DASH – short for “Dynamic Adaptive Streaming over HTTP” – is a streaming protocol that uses adaptive bitrate streaming for distributing high-quality media content via the Internet. Similar to HLS, DASH splits a large video file into many small sections. These usually are slightly shorter than the HLS standard of 10 seconds, namely only 2 – 4 seconds. So a fast change is possible when the internet connection gets lower or better. DASH is more modern than HLS but is not compatible with iOS devices.

What is the difference between DASH and HLS?

HLS and DASH have a few commonalities. They are both entirely based on HTTP, and both split the video data into segments, which enables adaptive bitrate streaming. But there are a few differences:

Encoding: MPEG-DASH allows the use of any encoding standard. HLS, on the other hand, requires the use of a specific one.

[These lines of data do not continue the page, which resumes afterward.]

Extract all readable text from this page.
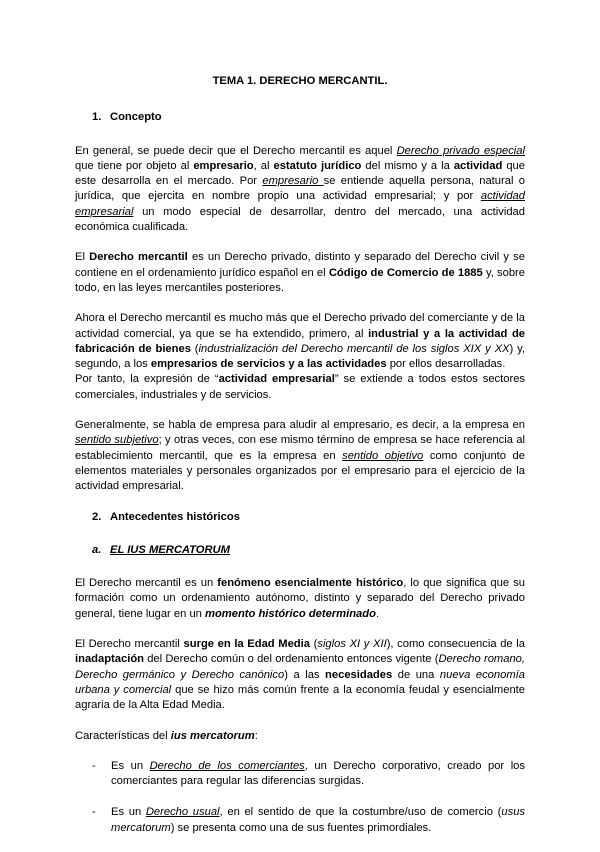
TEMA 1. DERECHO MERCANTIL.
1. Concepto

En general, se puede decir que el Derecho mercantil es aquel Derecho privado especial que tiene por objeto al empresario, al estatuto jurídico del mismo y a la actividad que este desarrolla en el mercado. Por empresario se entiende aquella persona, natural o jurídica, que ejercita en nombre propio una actividad empresarial; y por actividad empresarial un modo especial de desarrollar, dentro del mercado, una actividad económica cualificada.

El Derecho mercantil es un Derecho privado, distinto y separado del Derecho civil y se contiene en el ordenamiento jurídico español en el Código de Comercio de 1885 y, sobre todo, en las leyes mercantiles posteriores.

Ahora el Derecho mercantil es mucho más que el Derecho privado del comerciante y de la actividad comercial, ya que se ha extendido, primero, al industrial y a la actividad de fabricación de bienes (industrialización del Derecho mercantil de los siglos XIX y XX) y, segundo, a los empresarios de servicios y a las actividades por ellos desarrolladas.

Por tanto, la expresión de “actividad empresarial” se extiende a todos estos sectores comerciales, industriales y de servicios.

Generalmente, se habla de empresa para aludir al empresario, es decir, a la empresa en sentido subjetivo; y otras veces, con ese mismo término de empresa se hace referencia al establecimiento mercantil, que es la empresa en sentido objetivo como conjunto de elementos materiales y personales organizados por el empresario para el ejercicio de la actividad empresarial.

2. Antecedentes históricos
a. EL IUS MERCATORUM

El Derecho mercantil es un fenómeno esencialmente histórico, lo que significa que su formación como un ordenamiento autónomo, distinto y separado del Derecho privado general, tiene lugar en un momento histórico determinado.

El Derecho mercantil surge en la Edad Media (siglos XI y XII), como consecuencia de la inadaptación del Derecho común o del ordenamiento entonces vigente (Derecho romano, Derecho germánico y Derecho canónico) a las necesidades de una nueva economía urbana y comercial que se hizo más común frente a la economía feudal y esencialmente agraria de la Alta Edad Media.

Características del ius mercatorum:

- Es un Derecho de los comerciantes, un Derecho corporativo, creado por los comerciantes para regular las diferencias surgidas.
- Es un Derecho usual, en el sentido de que la costumbre/uso de comercio (usus mercatorum) se presenta como una de sus fuentes primordiales.
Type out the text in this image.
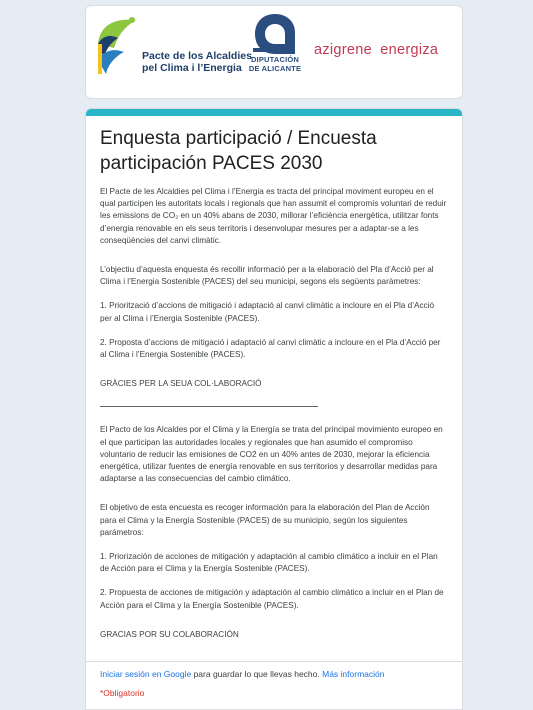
Pacte de los Alcaldies
pel Clima i l’Energia
DIPUTACIÓN
DE ALICANTE
azigrene  energiza
Enquesta participació / Encuesta participación PACES 2030

El Pacte de les Alcaldies pel Clima i l’Energia es tracta del principal moviment europeu en el qual participen les autoritats locals i regionals que han assumit el compromís voluntari de reduir les emissions de CO₂ en un 40% abans de 2030, millorar l’eficiència energètica, utilitzar fonts d’energia renovable en els seus territoris i desenvolupar mesures per a adaptar-se a les conseqüències del canvi climàtic.

L’objectiu d’aquesta enquesta és recollir informació per a la elaboració del Pla d’Acció per al Clima i l’Energia Sostenible (PACES) del seu municipi, segons els següents paràmetres:

1. Priorització d’accions de mitigació i adaptació al canvi climàtic a incloure en el Pla d’Acció per al Clima i l’Energia Sostenible (PACES).

2. Proposta d’accions de mitigació i adaptació al canvi climàtic a incloure en el Pla d’Acció per al Clima i l’Energia Sostenible (PACES).

GRÀCIES PER LA SEUA COL·LABORACIÓ

El Pacto de los Alcaldes por el Clima y la Energía se trata del principal movimiento europeo en el que participan las autoridades locales y regionales que han asumido el compromiso voluntario de reducir las emisiones de CO2 en un 40% antes de 2030, mejorar la eficiencia energética, utilizar fuentes de energía renovable en sus territorios y desarrollar medidas para adaptarse a las consecuencias del cambio climático.

El objetivo de esta encuesta es recoger información para la elaboración del Plan de Acción para el Clima y la Energía Sostenible (PACES) de su municipio, según los siguientes parámetros:

1. Priorización de acciones de mitigación y adaptación al cambio climático a incluir en el Plan de Acción para el Clima y la Energía Sostenible (PACES).

2. Propuesta de acciones de mitigación y adaptación al cambio climático a incluir en el Plan de Acción para el Clima y la Energía Sostenible (PACES).

GRACIAS POR SU COLABORACIÓN

Iniciar sesión en Google para guardar lo que llevas hecho. Más información
*Obligatorio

Device support: HLS is the only format supported by Apple devices. iPhones, MacBooks, and other Apple products cannot play videos delivered via DASH.

Segmentation: DASH typically segments video for delivery into smaller segments than HLS. The default segment length for HLS is 10 seconds, DASH segments generally are 2 to 4 seconds long. This means that DASH allows faster switching between quality levels to adapt more quickly to network conditions.

Standardization: DASH is an international standard. HLS was developed by Apple and was not published as an international standard, although it has broad support.

HTML5 support: HLS is automatically supported by HTML5, but DASH is not. This means that some browsers or apps cannot play MPEG-DASH video streams, even on non-Apple devices.